Have a look at ‘How misinterpreted are your emails?’ on The Workforce Watercooler website

05 August 2013

For your health's sake, double-check the instructions

On Stuff today, Medical School researcher, Sonya Morgan, says that GPs need strategies to minimise the risk of communication problems. Some of our writing strategies work well for verbal consultations too. Such as thinking of the reader/listener by choosing words they'll be familiar with. 'Chunk and check' is a useful strategy in writing and speaking - giving information in small chunks, and giving the reader/listener time to take it in before giving new information.

The doctor-patient relationship is a shared responsibility. Patients need strategies to keep themselves safe too. Health providers are always busy, and waiting rooms can be intimidating, busy places.

Patients can double-check the instructions by using their own words to tell the doctor what they're going to do. And asking questions and writing down what they need to do will decrease everybody's risk.

02 August 2013

From our bookshelf: Blah Blah Blah

Today's book is Blah Blah Blah: What to do when words don’t work by Dan Roam

This book, by the author of The Back of the Napkin, describes how to combine the visual and verbal sides of your mind to think and communicate more clearly. Roam says that half of what we believe about thinking is wrong. Complexity, he says, kills our ability to think. Misunderstanding kills our ability to lead. Boredom kills our ability to care.
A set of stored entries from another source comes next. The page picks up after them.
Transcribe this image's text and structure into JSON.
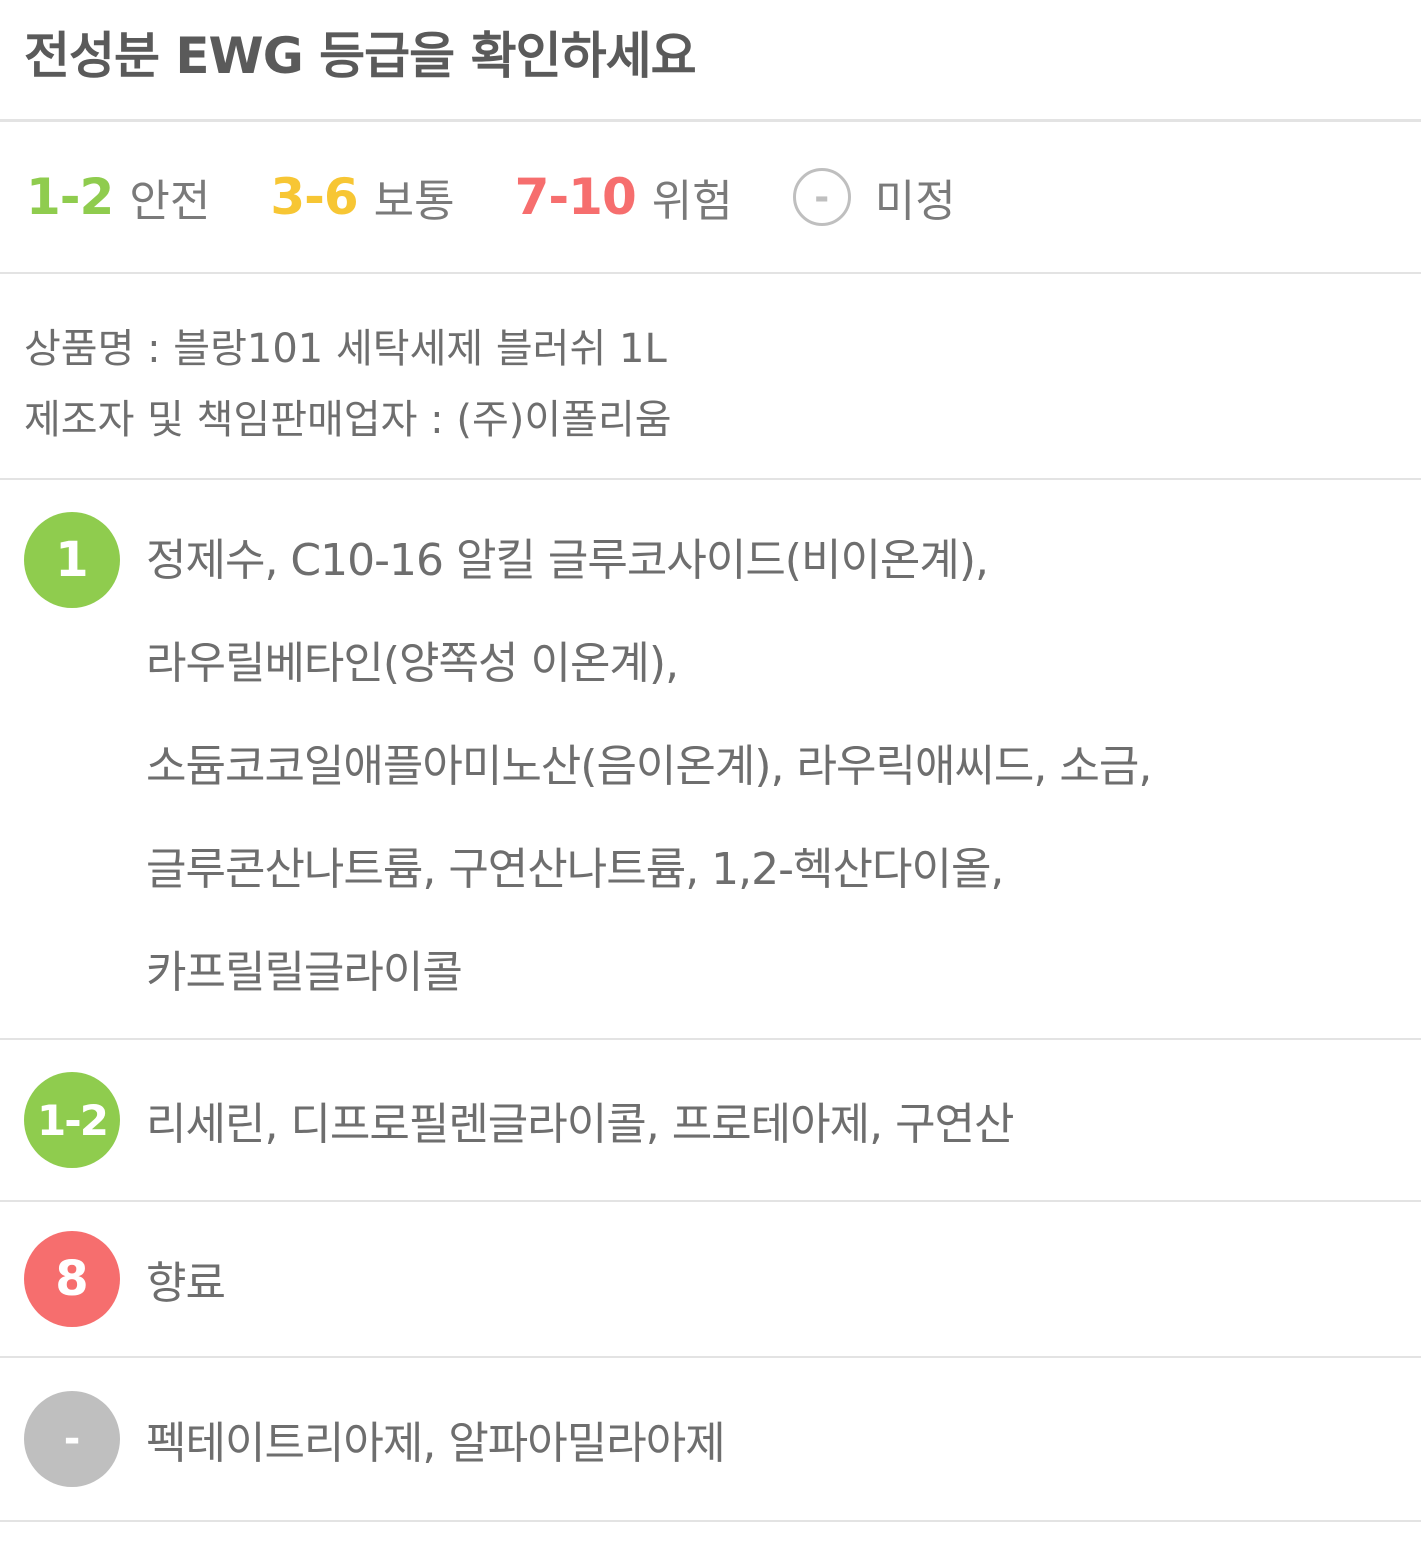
{
  "title": "전성분 EWG 등급을 확인하세요",
  "legend": [
    {
      "range": "1-2",
      "label": "안전",
      "color": "#8fcc4e"
    },
    {
      "range": "3-6",
      "label": "보통",
      "color": "#f7c634"
    },
    {
      "range": "7-10",
      "label": "위험",
      "color": "#f66e6e"
    },
    {
      "symbol": "-",
      "label": "미정",
      "color": "#bfbfbf"
    }
  ],
  "product": {
    "name_line": "상품명 : 블랑101 세탁세제 블러쉬 1L",
    "maker_line": "제조자 및 책임판매업자 : (주)이폴리움"
  },
  "groups": [
    {
      "grade": "1",
      "color": "#8fcc4e",
      "lines": [
        "정제수, C10-16 알킬 글루코사이드(비이온계),",
        "라우릴베타인(양쪽성 이온계),",
        "소듐코코일애플아미노산(음이온계), 라우릭애씨드, 소금,",
        "글루콘산나트륨, 구연산나트륨, 1,2-헥산다이올,",
        "카프릴릴글라이콜"
      ]
    },
    {
      "grade": "1-2",
      "color": "#8fcc4e",
      "lines": [
        "리세린, 디프로필렌글라이콜, 프로테아제, 구연산"
      ]
    },
    {
      "grade": "8",
      "color": "#f66e6e",
      "lines": [
        "향료"
      ]
    },
    {
      "grade": "-",
      "color": "#bfbfbf",
      "lines": [
        "펙테이트리아제, 알파아밀라아제"
      ]
    }
  ]
}
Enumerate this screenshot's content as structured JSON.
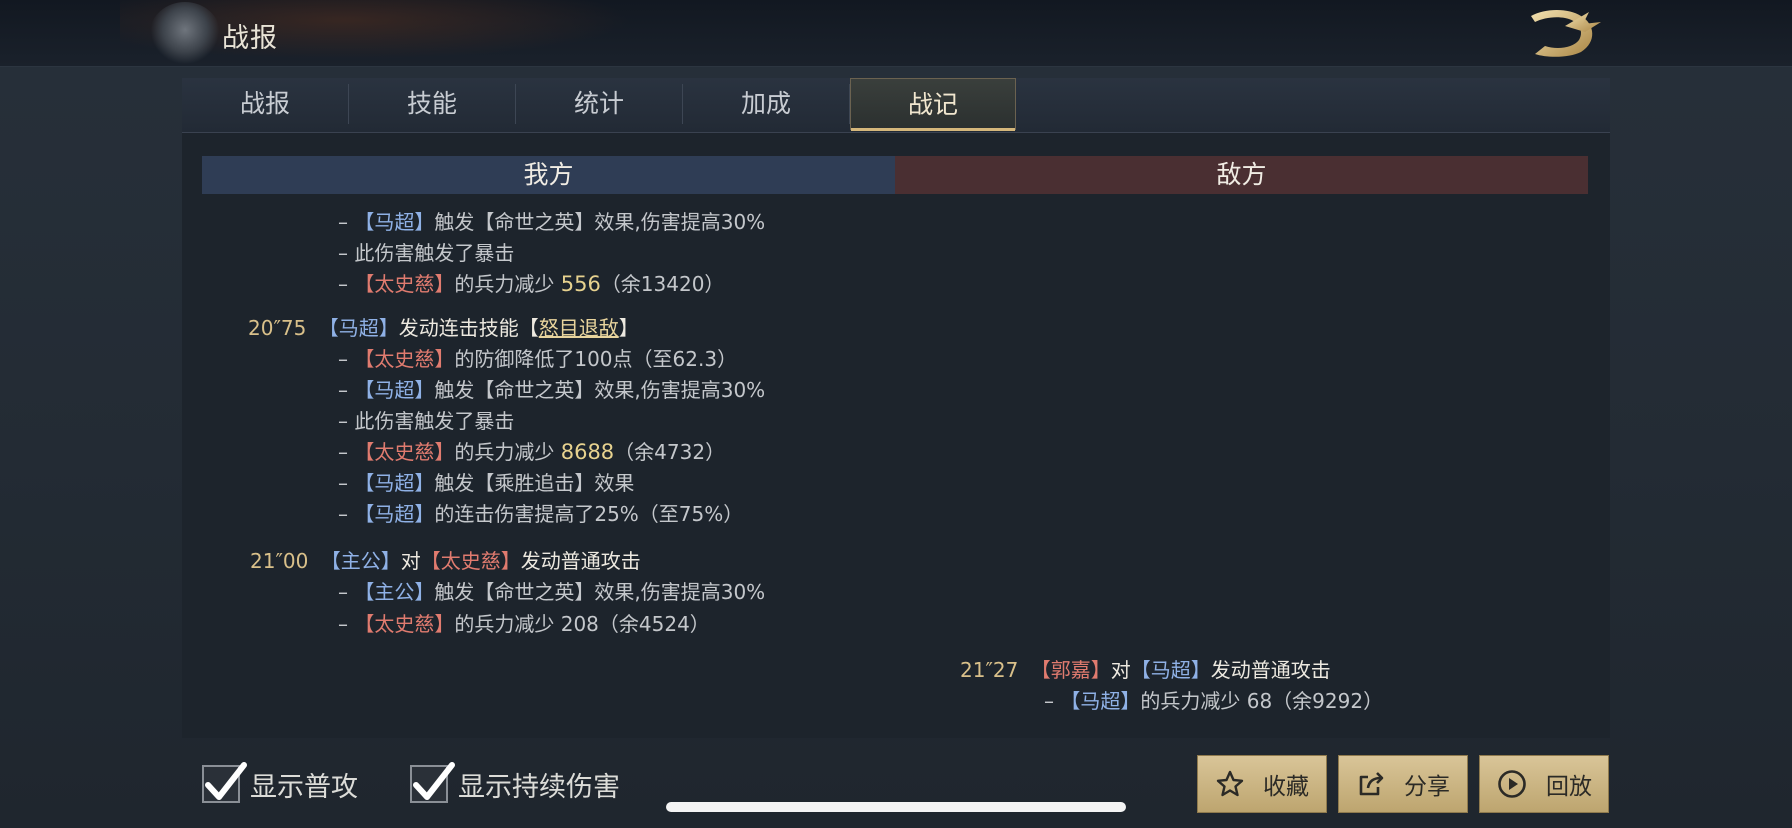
{
  "window": {
    "title": "战报"
  },
  "tabs": [
    {
      "label": "战报",
      "active": false
    },
    {
      "label": "技能",
      "active": false
    },
    {
      "label": "统计",
      "active": false
    },
    {
      "label": "加成",
      "active": false
    },
    {
      "label": "战记",
      "active": true
    }
  ],
  "sides": {
    "ours": "我方",
    "enemy": "敌方"
  },
  "log": {
    "partial": {
      "l1": {
        "dash": "–",
        "b1": "【马超】",
        "t1": "触发【命世之英】效果,伤害提高30%"
      },
      "l2": {
        "text": "– 此伤害触发了暴击"
      },
      "l3": {
        "dash": "–",
        "r1": "【太史慈】",
        "t1": "的兵力减少",
        "num": "556",
        "t2": "（余13420）"
      }
    },
    "e1": {
      "time": "20″75",
      "actor": "【马超】",
      "t1": "发动连击技能【",
      "skill": "怒目退敌",
      "t2": "】",
      "l1": {
        "dash": "–",
        "r1": "【太史慈】",
        "t1": "的防御降低了100点（至62.3）"
      },
      "l2": {
        "dash": "–",
        "b1": "【马超】",
        "t1": "触发【命世之英】效果,伤害提高30%"
      },
      "l3": {
        "text": "– 此伤害触发了暴击"
      },
      "l4": {
        "dash": "–",
        "r1": "【太史慈】",
        "t1": "的兵力减少",
        "num": "8688",
        "t2": "（余4732）"
      },
      "l5": {
        "dash": "–",
        "b1": "【马超】",
        "t1": "触发【乘胜追击】效果"
      },
      "l6": {
        "dash": "–",
        "b1": "【马超】",
        "t1": "的连击伤害提高了25%（至75%）"
      }
    },
    "e2": {
      "time": "21″00",
      "actor": "【主公】",
      "t1": "对",
      "target": "【太史慈】",
      "t2": "发动普通攻击",
      "l1": {
        "dash": "–",
        "b1": "【主公】",
        "t1": "触发【命世之英】效果,伤害提高30%"
      },
      "l2": {
        "dash": "–",
        "r1": "【太史慈】",
        "t1": "的兵力减少 208（余4524）"
      }
    },
    "e3": {
      "time": "21″27",
      "actor": "【郭嘉】",
      "t1": "对",
      "target": "【马超】",
      "t2": "发动普通攻击",
      "l1": {
        "dash": "–",
        "b1": "【马超】",
        "t1": "的兵力减少 68（余9292）"
      }
    }
  },
  "filters": [
    {
      "label": "显示普攻",
      "checked": true
    },
    {
      "label": "显示持续伤害",
      "checked": true
    }
  ],
  "actions": {
    "favorite": {
      "label": "收藏",
      "icon": "star-icon"
    },
    "share": {
      "label": "分享",
      "icon": "share-icon"
    },
    "replay": {
      "label": "回放",
      "icon": "play-icon"
    }
  },
  "colors": {
    "ally_name": "#8fb1e6",
    "enemy_name": "#e07b6f",
    "accent_gold": "#d5b77b"
  }
}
Laid out in three parts, the book describes the blah-blah-blah problem, introduces a solution (vivid thinking), and presents a map to get from where we are to where we need to be.

01 August 2013

The only guide to speech writing you'll ever need

This week, two family members have had to write speeches; one was a school assignment, and the other a funeral eulogy. Too late, I remembered an excellent guide to writing a speech by former Write trainer Margaret Austin. This article covers everything you need to know about planning, writing, and delivering your speech.

Read A Beginner's Guide to Making a Speech

(In case you're interested, the eulogy went off without a hitch, but the school speech is yet to be delivered.)

Need more help with presentations?

It's a verb, Jim, but not as we know it

Our client asked: "Is actioned a word … a debate is raging here."

Our answer:
'Actioned' has made it into the Oxford Dictionary ( - see ‘verb’ near the bottom of the entry), so in that sense it is an accepted English word. But then so have nearly 200,000 other words. Oxford just records what words have wide circulation, not whether they should. The word ‘action’ is used as a verb in management speak but not in common English. As another commentator has said, ‘it’s awkward, jarring, and just plain ugly’. In most circumstances, we could replace ‘actioned’ with a better, more descriptive, and more pleasant-sounding word.